Action potential is the principal mode of neural communication. It’s a way to represent and process information through the temporal and spatial pattern of spikes. These spiking patterns are very variable, even across similar trials. Normally, these variabilities are treated as arising from stochastic (Poisson) generation of spikes on the basis of a firing rate. In network simulations, it is a common practise to assume random homogeneous connectivity between neurons i.e. a uniform network. However, anatomical studies indicate that is not a good approximation. To combat this, models are often designed to allow firing rates to themselves be variable across trials. Thus, the observed data is often ‘doubly stochastic’: a variable firing rate gives rise to variable spiking. Although this allows for a good description of the data, there is no known biophysics of neurons to account for this.
This paper shows how a simulated network of spiking neurons can exhibit both spontaneous firing rate fluctuations and spontaneous spiking variability as a network property with deterministic neurons, without endowing a firing rate directly. To do this, the principle of balanced excitation and inhibition is employed. To induce firing rate fluctuations, clustered connections are introduced in a balanced network of spiking neurons - the connection probability for two neurons in the same cluster is higher than for two neurons belonging to different clusters. These clusters cause a group of spiking neurons to act like a firing rate unit, yielding the desired behaviour in firing-rate fluctuations. It is interesting to note that these fluctuations can emerge when less than 4% of the connections of a network are rearranged to form clusters. Such a small modification is sufficient to increase the cluster excitation by five times!

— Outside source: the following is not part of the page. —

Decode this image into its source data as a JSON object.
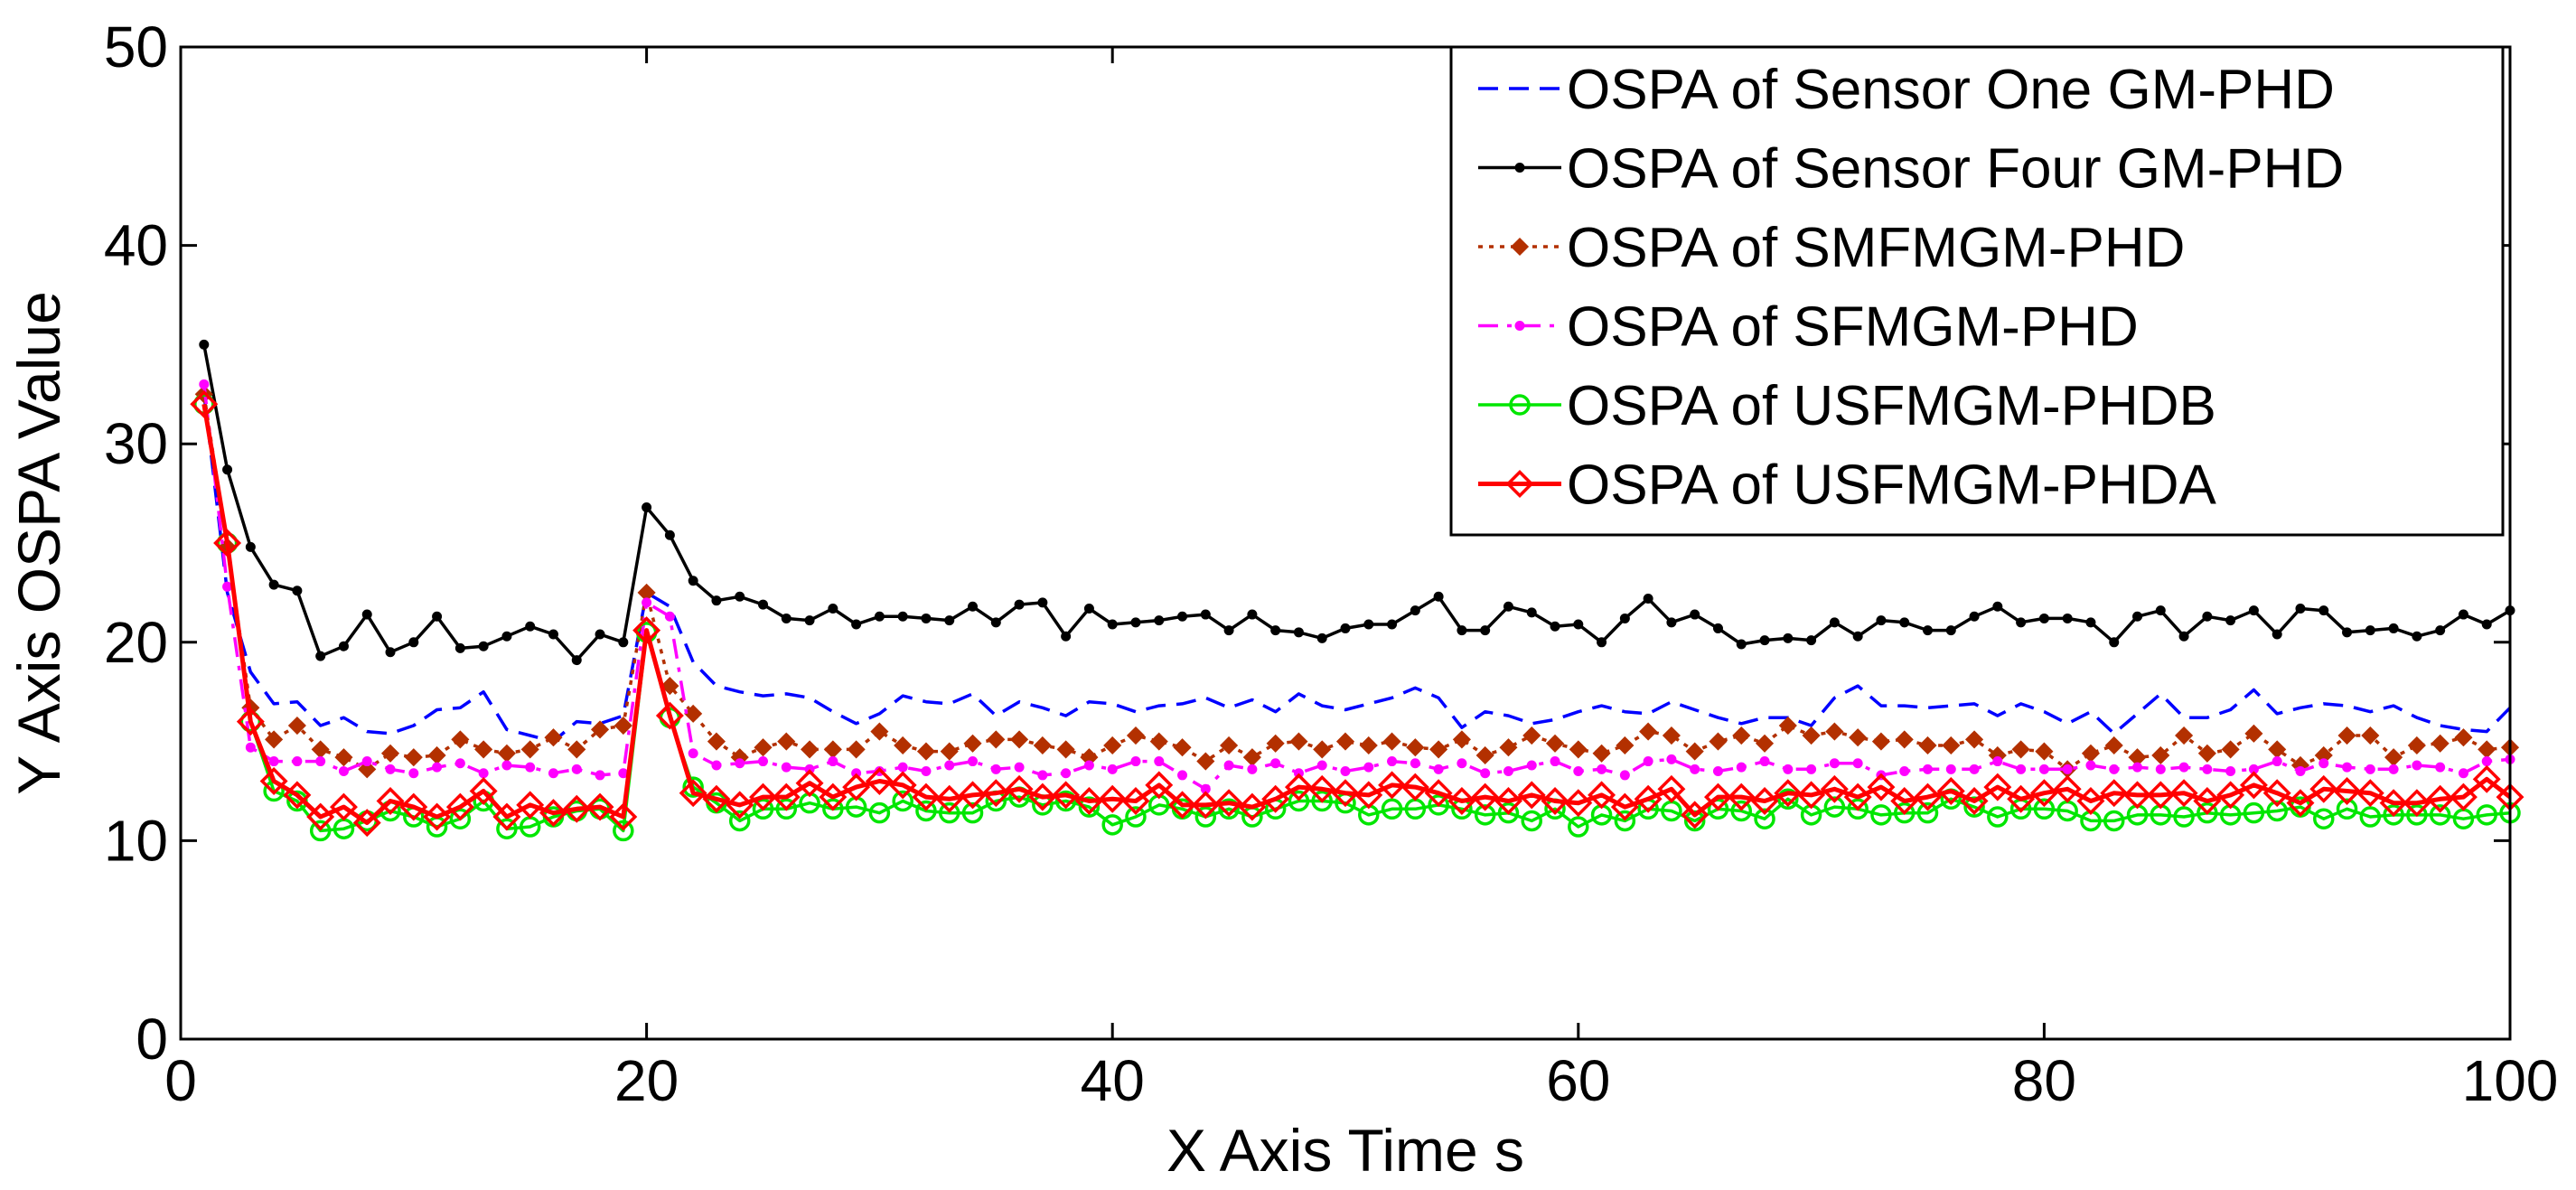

The paper further investigates the effects of introducing clustered excitatory connections in balanced networks. A small network of uniform networks is stimulated. Clustering is then introduced in this network. To study how specific clusters increase/decrease their firing rates over long time periods, several statistical analysis methods are employed. Network models were simulated for 4000 excitatory neurons and 1000 inhibitory LIF neurons, without noise. For the clustered network, 50 clusters of 80 neurons each were introduced in the uniform network with a connection probability outside the cluster to be 2.5. The voltage trace and spike raster plot of excitatory neurons for uniform and clustered network show the irregular firing of the neurons. Neurons asynchronously fire as expected. As clustering is introduced, neurons in the same cluster act as a firing unit. Neurons now have synchronous irregular firing. Entire clusters either fire together or don’t fire at all. This bi-stability introduces slow dynamics during which clusters transiently increase/decrease their firing rate along with randomness in the spike times of individual neurons, yielding dynamics substantially different from those of the uniform network despite the small change in architecture.
Fluctuations in firing rate exist due to the competition between clusters. Each cluster tries to excite itself and get in the upstate while inhibiting the others. When one cluster becomes active, it tends to stay active while continually suppressing the others. Hence, the active cluster has an elevated overall firing rate. Later, a different cluster may win the competition and become active. This ongoing competition between the clusters produces extended fluctuations in firing rate.
In conclusion we can now reproduce experimental data in simulations without the need of external factors but instead just from the behaviour of the clustered networks itself. It successfully shows that a small alteration of the connectivity in a uniform network leads to the introduction of dynamical phenomena, namely the slow firing rate fluctuations in spontaneous conditions while spike time variability remains intact.